January 28, 2019

  • Exploring Ancient Texts: Choral Music of Jan Jiresek

     

    Jan Jirasek: Choral Music
    Bonifantes Boys Choir, Czech Soloist Consort/Jan Misek
    Navona Records 6205
    Total Time:  45:25
    Recording:   ****/****
    Performance: ****/****

    Czech composer Jan Jirasek (1955) has written for film (Wild Flowers) receiving Czech Lion Awards for his work.  His works have been performed internationally.  He is also a noted choral composer whose work has been associated with the Bonifantes Boys Choir where he has served as the home composer.  Two of the works on this album have been performed by the choir.

    The first of them is the Missa Propria which was featured on the Bonifantes’ Boys Choir North American tour in 2014.  It is a setting of the mass (Kyrie, Gloria-with central Miserere, Credo, and Agnus Dei) that blends ancient chant modes with a more contemporary harmonic palette that weaves the various lines through delicate dissonances into often gorgeous harmonies or unisonal arrival points.  There is a somewhat darker quality that lends itself to a modern medieval musical exploration most apparent in the opening “Kyrie”.  The central “Gloria” has some more interesting developments like a rather chilling slide on the word deo and more disjunct lines that alternate with a more traditional chant-like quality.  This will transfer more into the final “Agnus Dei.”  The piece creates this sort of modern sensibility that is like a final plea, not quite wailing, but still emotionally rich.

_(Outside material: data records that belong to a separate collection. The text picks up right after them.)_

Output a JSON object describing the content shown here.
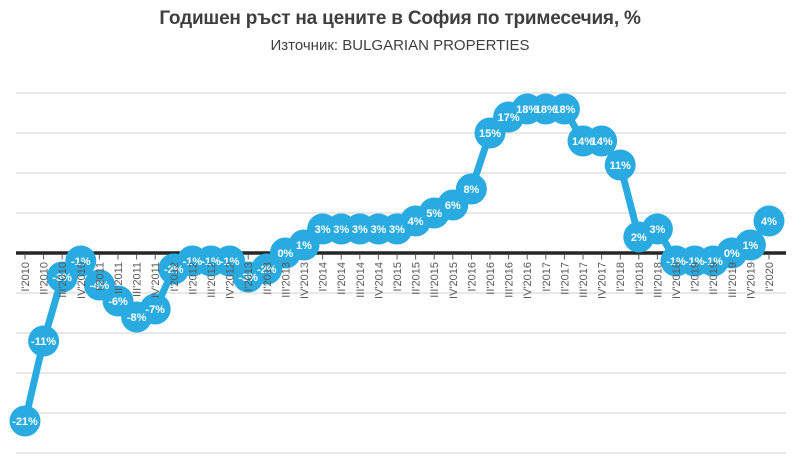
{
  "header": {
    "title": "Годишен ръст на цените в София по тримесечия, %",
    "subtitle": "Източник: BULGARIAN PROPERTIES"
  },
  "chart_data": {
    "type": "line",
    "title": "Годишен ръст на цените в София по тримесечия, %",
    "subtitle": "Източник: BULGARIAN PROPERTIES",
    "categories": [
      "I'2010",
      "II'2010",
      "III'2010",
      "IV'2010",
      "I'2011",
      "II'2011",
      "III'2011",
      "IV'2011",
      "I'2012",
      "II'2012",
      "III'2012",
      "IV'2012",
      "I'2013",
      "II'2013",
      "III'2013",
      "IV'2013",
      "I'2014",
      "II'2014",
      "III'2014",
      "IV'2014",
      "I'2015",
      "II'2015",
      "III'2015",
      "IV'2015",
      "I'2016",
      "II'2016",
      "III'2016",
      "IV'2016",
      "I'2017",
      "II'2017",
      "III'2017",
      "IV'2017",
      "I'2018",
      "II'2018",
      "III'2018",
      "IV'2018",
      "I'2019",
      "II'2019",
      "III'2019",
      "IV'2019",
      "I'2020"
    ],
    "values": [
      -21,
      -11,
      -3,
      -1,
      -4,
      -6,
      -8,
      -7,
      -2,
      -1,
      -1,
      -1,
      -3,
      -2,
      0,
      1,
      3,
      3,
      3,
      3,
      3,
      4,
      5,
      6,
      8,
      15,
      17,
      18,
      18,
      18,
      14,
      14,
      11,
      2,
      3,
      -1,
      -1,
      -1,
      0,
      1,
      4
    ],
    "point_labels": [
      "-21%",
      "-11%",
      "-3%",
      "-1%",
      "-4%",
      "-6%",
      "-8%",
      "-7%",
      "-2%",
      "-1%",
      "-1%",
      "-1%",
      "-3%",
      "-2%",
      "0%",
      "1%",
      "3%",
      "3%",
      "3%",
      "3%",
      "3%",
      "4%",
      "5%",
      "6%",
      "8%",
      "15%",
      "17%",
      "18%",
      "18%",
      "18%",
      "14%",
      "14%",
      "11%",
      "2%",
      "3%",
      "-1%",
      "-1%",
      "-1%",
      "0%",
      "1%",
      "4%"
    ],
    "xlabel": "",
    "ylabel": "",
    "ylim": [
      -25,
      20
    ],
    "gridline_step": 5,
    "grid": true,
    "legend": false,
    "y_tick_labels_shown": false,
    "colors": {
      "series": "#29ABE2",
      "point_label": "#FFFFFF",
      "axis_label": "#595959",
      "zero_line": "#262626",
      "gridline": "#D9D9D9",
      "title": "#3F3F3F"
    }
  }
}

    From more traditional Christian liturgical texts, the second work, Missa Paralleli, explores a variety of sacred sources.  The goal here is to discover parallels in the threads of religious writing from the Buddha, the Koran, Judaism, and the Latin tradition of the Catholic Church.  The music here continues this exploration of ancient modes and sounds, though adds some contemporary harmonic dissonance touches and spoken words that serve a more percussive role.  The music is equally gorgeous throughout here in a work that has a bit more interesting musical and textual settings.

    Finally, Jirasek turns to a variety of nationalist Czech texts and images in Tam, Kde Slava Neprestava.  Here too, these stunning texts are stripped of a more Romantic feel to pre-Renaissance qualities.  The three songs also feature bass trombones, sopranino flutes and percussion.  Some of the ideas heard in the previous pieces further coalesce in these selections.  It would be good to have the texts and translations of these selections though.

    Any one of these pieces would be enough to entice one to explore Jirasek’s choral music and it is great to have them all in this package in performances featuring the ensemble he has worked so closely with here.  In a culture entranced by Game of Thrones, Jirasek’s pieces, especially the last work, are certainly going to be attractive.  They tend to fall within those modern pieces that find inspiration in modal writing with just slight polyphonic moments adding additional vigor and harmonic interest.